Occurrence of residues in favored, additional-allowed, generously-allowed, and disallowed regions.

Complex	Residues in favored region	Residues in the additional allowed region	Residues in the generously allowed region	Residues in the disallowed region
d19–5TSX	88.8% (166)	10.2% (19)	1.1% (2)	0.0% (0)
d13–5TSX	86.6% (162)	10.7% (20)	2.7% (5)	0.0% (0)
PF-74–5TSX	85.6% (160)	14.4% (27)	0.0% (0)	0.0% (0)

Figure 8.

The Ramachandran plot (a) d19-CA (PDB code: 5TSX) complex; (b) d13-CA (PDB code: 5TSX) complex; (c) PF-74-CA (PDB code: 5TSX) complex.

2.7. Metabolic stability in human liver microsomes.

In order to measure the metabolic stability profiles of the newly synthesized compounds, d13 and d19 were tested in human liver microsomes (HLM). Meanwhile, PF-74, testosterone, diclofenac, and propafenone were selected as controls. As shown in Table 6, d13 and d19 displayed undesirable metabolic stability with the T_1/2 values of 0.7 and 0.9 min, respectively. Although the metabolic stability of d19 is slightly improved compared with PF-74 (T_1/2 = 0.7 min), further optimization is still needed to alleviate this problem.

Table 6.

Metabolic stability of d13, d19, and PF-74 in human liver microsomes.
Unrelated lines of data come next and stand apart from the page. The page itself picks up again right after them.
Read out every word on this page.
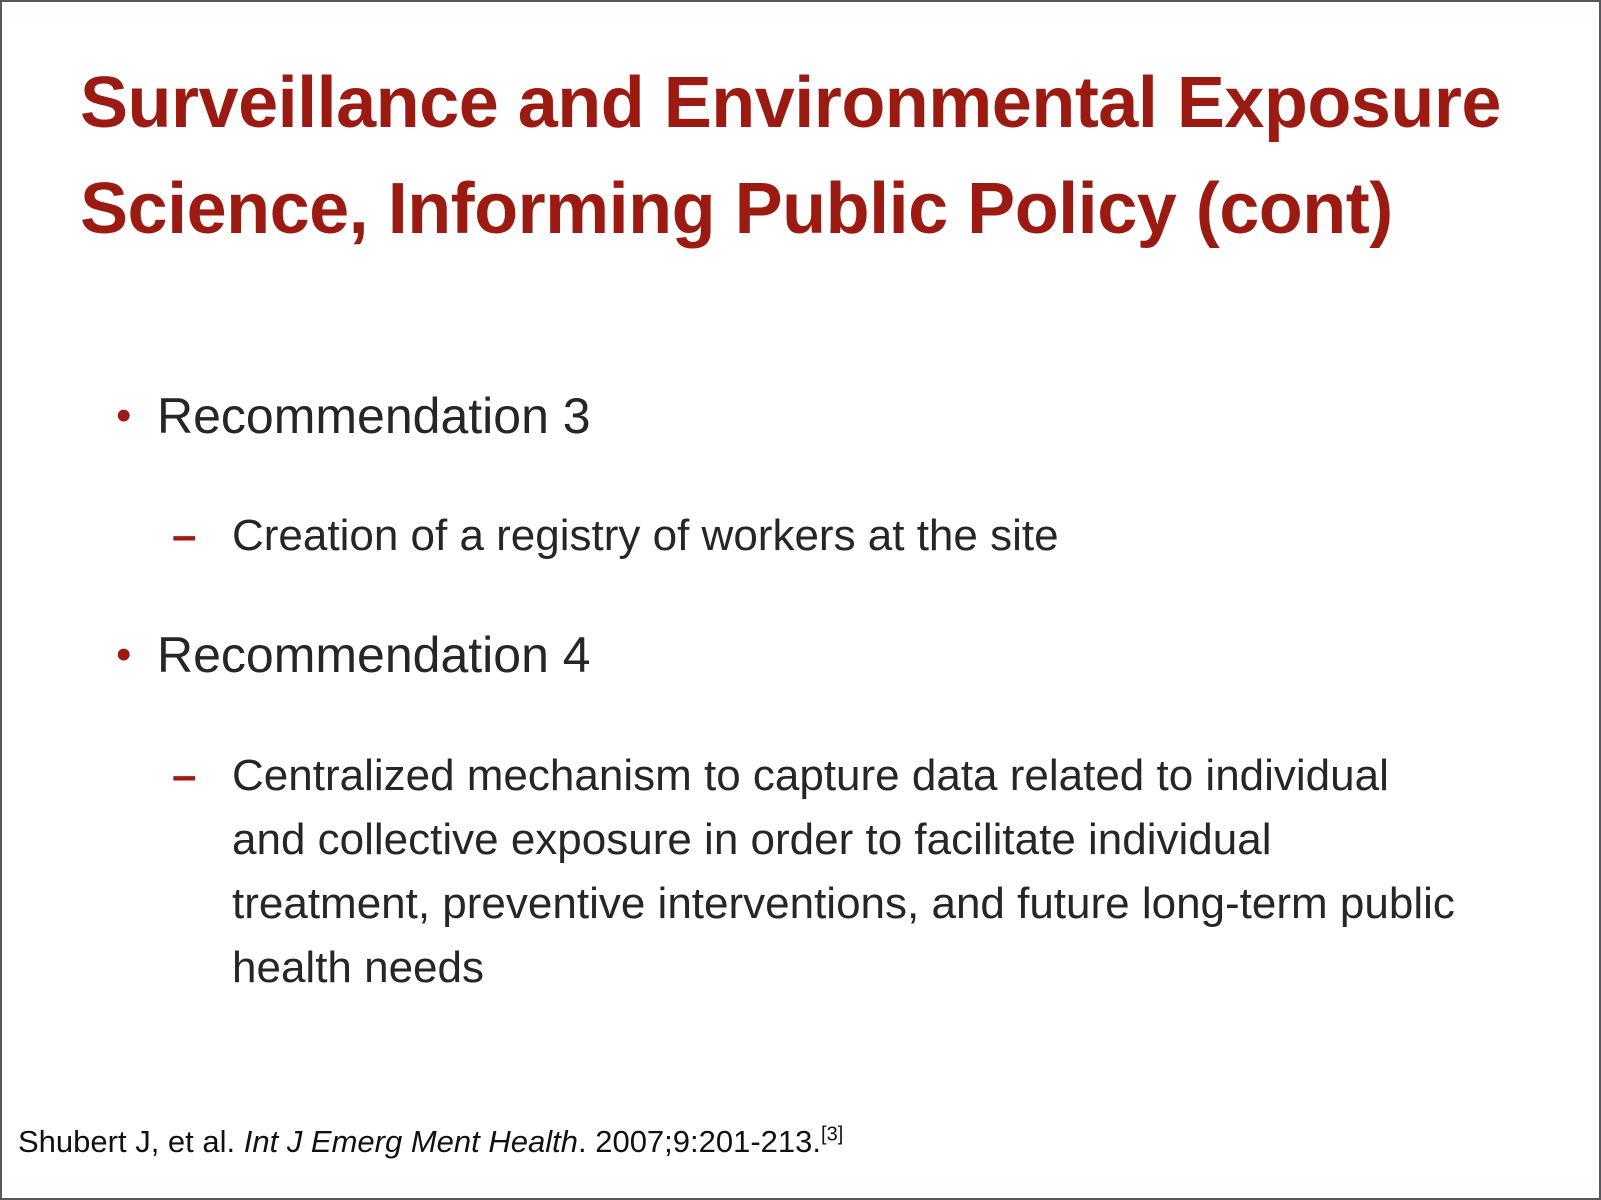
Surveillance and Environmental Exposure Science, Informing Public Policy (cont)
• Recommendation 3
– Creation of a registry of workers at the site
• Recommendation 4
– Centralized mechanism to capture data related to individual and collective exposure in order to facilitate individual treatment, preventive interventions, and future long-term public health needs
Shubert J, et al. Int J Emerg Ment Health. 2007;9:201-213.[3]
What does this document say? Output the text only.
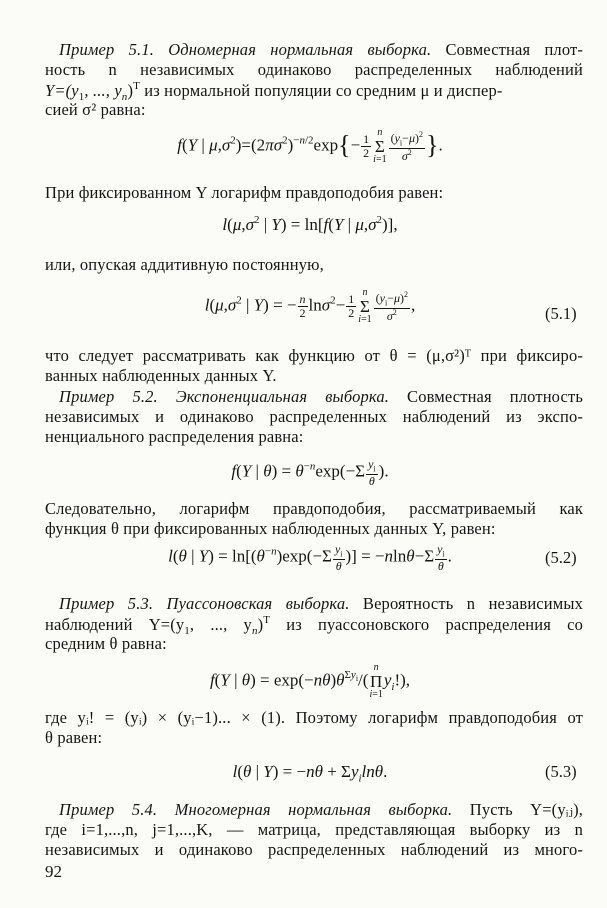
Пример 5.1. Одномерная нормальная выборка. Совместная плот-
ность n независимых одинаково распределенных наблюдений
$Y=(y_1$, ..., $y_n)^T$ из нормальной популяции со средним μ и диспер-
сией σ² равна:
f(Y | $\mu,\sigma^2)=(2\pi\sigma^2)^{-n/2}\exp\{- \frac{1}{2}$
n
Σ
$i=1 \frac{(y_i-\mu)^2}{\sigma^2}$ }.
При фиксированном Y логарифм правдоподобия равен:
$l(\mu,\sigma^2$ | Y) = ln[f(Y | $\mu,\sigma^2$)],
или, опуская аддитивную постоянную,
$l(\mu,\sigma^2$ | Y) = − $\frac{n}{2} \ln\sigma^2- \frac{1}{2}$
n
Σ
$i=1 \frac{(y_i-\mu)^2}{\sigma^2}$ ,	(5.1)
что следует рассматривать как функцию от θ = (μ,σ²)ᵀ при фиксиро-
ванных наблюденных данных Y.
Пример 5.2. Экспоненциальная выборка. Совместная плотность
независимых и одинаково распределенных наблюдений из экспо-
ненциального распределения равна:
f(Y | $\theta) = \theta^{-n}\exp(-\Sigma \frac{y_i}{\theta}$ ).
Следовательно, логарифм правдоподобия, рассматриваемый как
функция θ при фиксированных наблюденных данных Y, равен:
l(θ | $Y) = \ln[(\theta^{-n})\exp(-\Sigma \frac{y_i}{\theta}$ )] = $-nln\theta-\Sigma \frac{y_i}{\theta}$ .	(5.2)
Пример 5.3. Пуассоновская выборка. Вероятность n независимых
наблюдений $Y=(y_1$, ..., $y_n)^T$ из пуассоновского распределения со
средним θ равна:
f(Y | $\theta) = \exp(-n\theta)\theta^{\Sigma y_i}/(n$
Π
$i=1y_i$!),
где yᵢ! = (yᵢ) × (yᵢ−1)... × (1). Поэтому логарифм правдоподобия от
θ равен:
l(θ | $Y) = -n\theta + \Sigma y_i\ln\theta$.	(5.3)
Пример 5.4. Многомерная нормальная выборка. Пусть Y=(yᵢⱼ),
где i=1,...,n, j=1,...,K, — матрица, представляющая выборку из n
независимых и одинаково распределенных наблюдений из много-
92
Sample	HLM (Final concentration of 0.5 mg protein/mL)
	R2 a	T1/2 (min)b	CLint(mic) (μL/min/mg)c	CLint(liver) (mL/min/kg)d	Remaining (T = 60min)	Remaining (NCFe = 60min)
d13	1.0000	0.7	1853.8	1668.5	0.0%	102.4%
d19	1.0000	0.9	1485.4	1336.9	0.0%	108.3%
PF-74	1.0000	0.7	2114.6	1903.1	0.0%	106.1%
Testosterone	0.9791	13.2	104.8	94.3	4.8%	95.8%
Diclofenac	0.9995	4.5	310.7	279.7	0.0%	86.4%
Propafenone	0.9316	6.3	219.1	197.2	0.0%	103.5%

^aR²: correlation coefficient of the linear regression for the determination of kinetic constant (see raw data worksheet).

^bT_1/2: half-life.

^cCLint_(mic): 0.693/T_1/2/mg microsome protein per mL.

^dCLint_(liver) = CLint_(mic) × mg microsomal protein/g liver weight × g liver weight/kg body weight.
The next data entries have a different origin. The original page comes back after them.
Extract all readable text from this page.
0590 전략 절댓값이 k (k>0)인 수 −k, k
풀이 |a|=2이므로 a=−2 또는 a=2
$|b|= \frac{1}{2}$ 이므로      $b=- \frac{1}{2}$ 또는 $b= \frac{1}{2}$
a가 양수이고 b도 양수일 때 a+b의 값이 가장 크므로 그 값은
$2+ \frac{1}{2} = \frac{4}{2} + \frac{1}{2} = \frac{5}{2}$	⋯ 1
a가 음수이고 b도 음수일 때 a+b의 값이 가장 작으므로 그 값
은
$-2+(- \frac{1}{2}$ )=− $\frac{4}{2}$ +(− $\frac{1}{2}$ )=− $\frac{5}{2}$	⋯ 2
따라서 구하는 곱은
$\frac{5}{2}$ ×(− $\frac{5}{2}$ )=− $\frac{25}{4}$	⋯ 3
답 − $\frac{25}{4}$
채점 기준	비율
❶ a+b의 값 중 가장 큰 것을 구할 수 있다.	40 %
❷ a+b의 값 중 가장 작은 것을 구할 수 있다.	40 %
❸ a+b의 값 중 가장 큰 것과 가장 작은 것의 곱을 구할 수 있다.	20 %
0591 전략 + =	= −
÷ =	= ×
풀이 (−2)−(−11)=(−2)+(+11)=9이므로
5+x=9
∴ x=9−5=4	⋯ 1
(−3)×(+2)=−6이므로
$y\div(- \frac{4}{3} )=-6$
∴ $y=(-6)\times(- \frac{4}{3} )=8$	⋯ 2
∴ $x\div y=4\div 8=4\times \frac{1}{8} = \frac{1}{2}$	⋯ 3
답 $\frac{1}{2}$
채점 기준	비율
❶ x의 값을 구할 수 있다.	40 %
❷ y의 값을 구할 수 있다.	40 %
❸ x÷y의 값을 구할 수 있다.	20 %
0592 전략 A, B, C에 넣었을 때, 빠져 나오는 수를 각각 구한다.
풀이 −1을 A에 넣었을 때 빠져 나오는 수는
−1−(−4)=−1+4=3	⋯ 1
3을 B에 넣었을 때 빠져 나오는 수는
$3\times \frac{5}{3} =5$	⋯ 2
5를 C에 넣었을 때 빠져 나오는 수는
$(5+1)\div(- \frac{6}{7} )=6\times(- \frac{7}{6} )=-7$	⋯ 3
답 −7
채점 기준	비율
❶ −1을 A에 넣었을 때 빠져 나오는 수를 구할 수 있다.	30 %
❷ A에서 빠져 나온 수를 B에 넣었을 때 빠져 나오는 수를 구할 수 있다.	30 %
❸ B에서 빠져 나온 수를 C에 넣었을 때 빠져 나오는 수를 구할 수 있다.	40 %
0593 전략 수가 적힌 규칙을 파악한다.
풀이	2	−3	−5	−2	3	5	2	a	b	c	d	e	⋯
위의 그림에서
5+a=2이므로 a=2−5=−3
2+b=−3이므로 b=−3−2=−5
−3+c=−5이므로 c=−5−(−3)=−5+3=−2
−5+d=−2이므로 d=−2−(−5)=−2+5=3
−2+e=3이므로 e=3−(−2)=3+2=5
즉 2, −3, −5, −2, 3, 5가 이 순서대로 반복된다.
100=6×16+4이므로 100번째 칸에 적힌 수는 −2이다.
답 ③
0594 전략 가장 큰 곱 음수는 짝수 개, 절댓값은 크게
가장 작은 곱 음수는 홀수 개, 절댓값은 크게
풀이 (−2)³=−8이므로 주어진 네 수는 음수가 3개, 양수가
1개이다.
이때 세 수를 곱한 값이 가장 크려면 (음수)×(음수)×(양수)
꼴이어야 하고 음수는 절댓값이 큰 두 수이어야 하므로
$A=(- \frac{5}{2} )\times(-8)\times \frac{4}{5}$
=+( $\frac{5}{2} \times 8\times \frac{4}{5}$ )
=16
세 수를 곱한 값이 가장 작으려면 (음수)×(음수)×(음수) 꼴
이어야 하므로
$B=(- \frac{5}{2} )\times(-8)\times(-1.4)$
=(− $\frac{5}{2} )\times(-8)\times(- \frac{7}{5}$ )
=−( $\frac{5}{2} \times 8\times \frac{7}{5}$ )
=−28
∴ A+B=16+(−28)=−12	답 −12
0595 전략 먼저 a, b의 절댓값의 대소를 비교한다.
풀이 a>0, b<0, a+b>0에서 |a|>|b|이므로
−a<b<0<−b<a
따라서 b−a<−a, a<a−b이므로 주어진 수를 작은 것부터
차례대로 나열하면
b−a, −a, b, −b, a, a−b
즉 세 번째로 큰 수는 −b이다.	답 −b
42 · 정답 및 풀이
^eNCF: abbreviation of no co-factor. No NADPH is added to NCF samples (replaced by buffer) during the 60-minute incubation. If the NCF remaining is less than 60%, then possibly non-NADPH dependent.

3. Conclusion

Within this study, we designed and synthesized a series of novel 1,2,4-triazole phenylalanine derivatives based on the original PF-74 chemotype with the intention to target an unexplored region within the HIV-1 CA interprotomer pocket composed of aa106–109. The anti-HIV assay results indicated that numerous derivatives displayed excellent antiretroviral efficacy against HIV-1 and HIV-2 strains. Notably, compound d19 showed slightly better anti-HIV-1/2 potency than PF-74, with relatively low cytotoxicity. Furthermore, SPR binding experiments indicated that d19 prefers CA hexamer over monomer binding compared to PF-74. Nevertheless, d19 can inhibit the replication of HIV-1 NL4.3 virus in both early and late stages, with a preference for early-stage (CA hexamer) inhibition.
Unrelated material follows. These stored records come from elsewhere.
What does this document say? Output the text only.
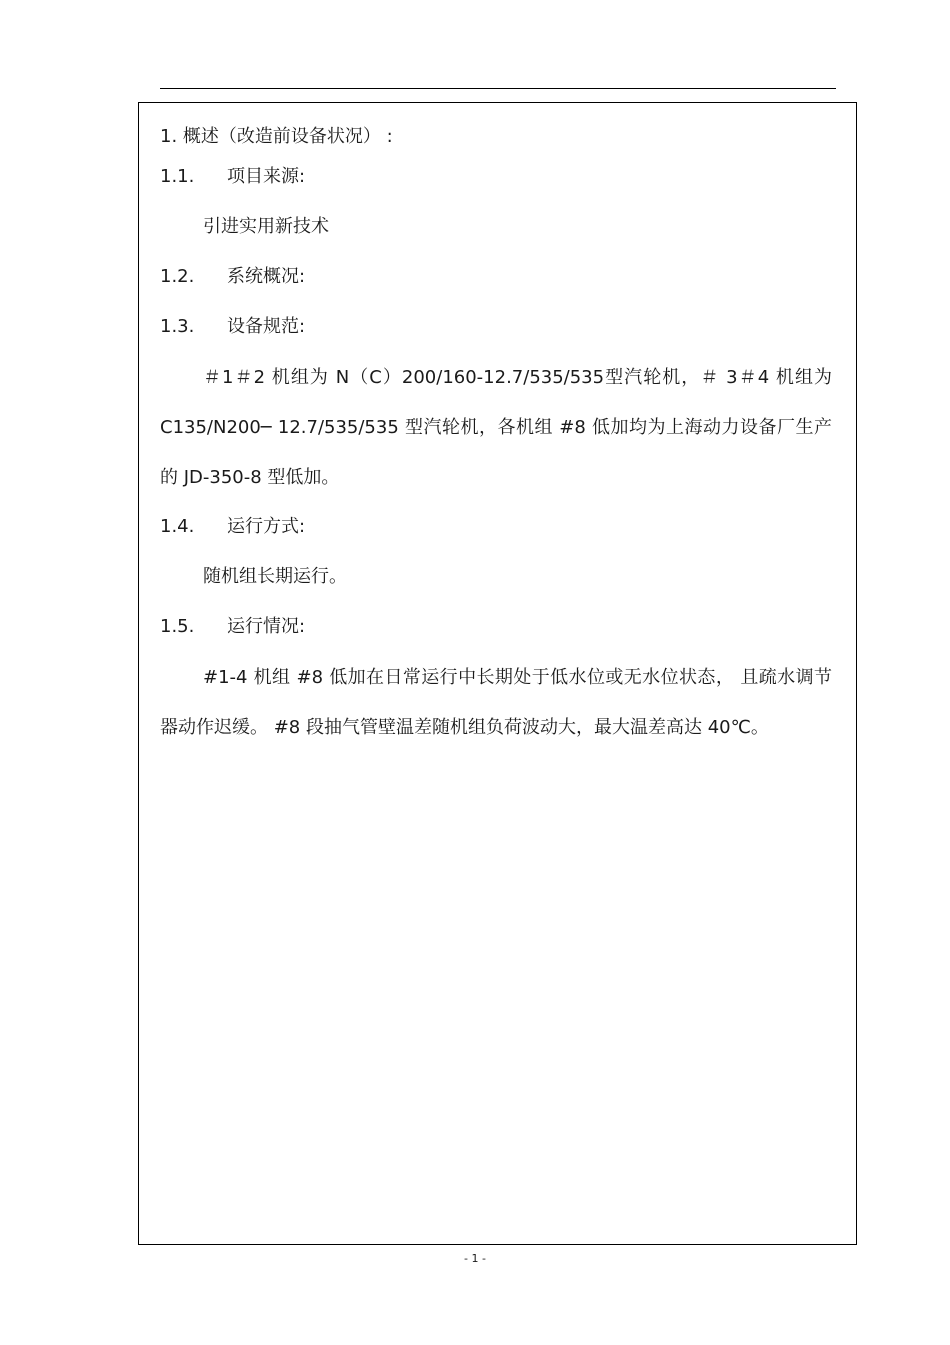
1. 概述（改造前设备状况） :
1.1. 项目来源:
引进实用新技术
1.2. 系统概况:
1.3. 设备规范:
＃1＃2 机组为 N（C）200/160-12.7/535/535型汽轮机，＃ 3＃4 机组为 C135/N200─ 12.7/535/535 型汽轮机，各机组 #8 低加均为上海动力设备厂生产的 JD-350-8 型低加。
1.4. 运行方式:
随机组长期运行。
1.5. 运行情况:
#1-4 机组 #8 低加在日常运行中长期处于低水位或无水位状态， 且疏水调节器动作迟缓。 #8 段抽气管壁温差随机组负荷波动大，最大温差高达 40℃。
- 1 -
Additionally, d19 competes with CPSF6 in our SPR-based competition experiments, indicating a shared binding site with CPSF6 within the interprotomer pocket, as confirmed by our docking and MD simulation. Utilizing molecular docking and MD simulations, we could also confirm the experimentally derived higher affinity for the HIV-1 CA hexamer compared to PF-74.

At this stage, d19 improvement in metabolic stability compared to PF-74 is minimal; even so, d19 represents a new chemotype and, therefore, the potential for further modifications resulting in anti-HIV potency and metabolic stability enhancements.

Data availability statement

The data that support the findings of this study are available from thecorresponding author upon reasonable request.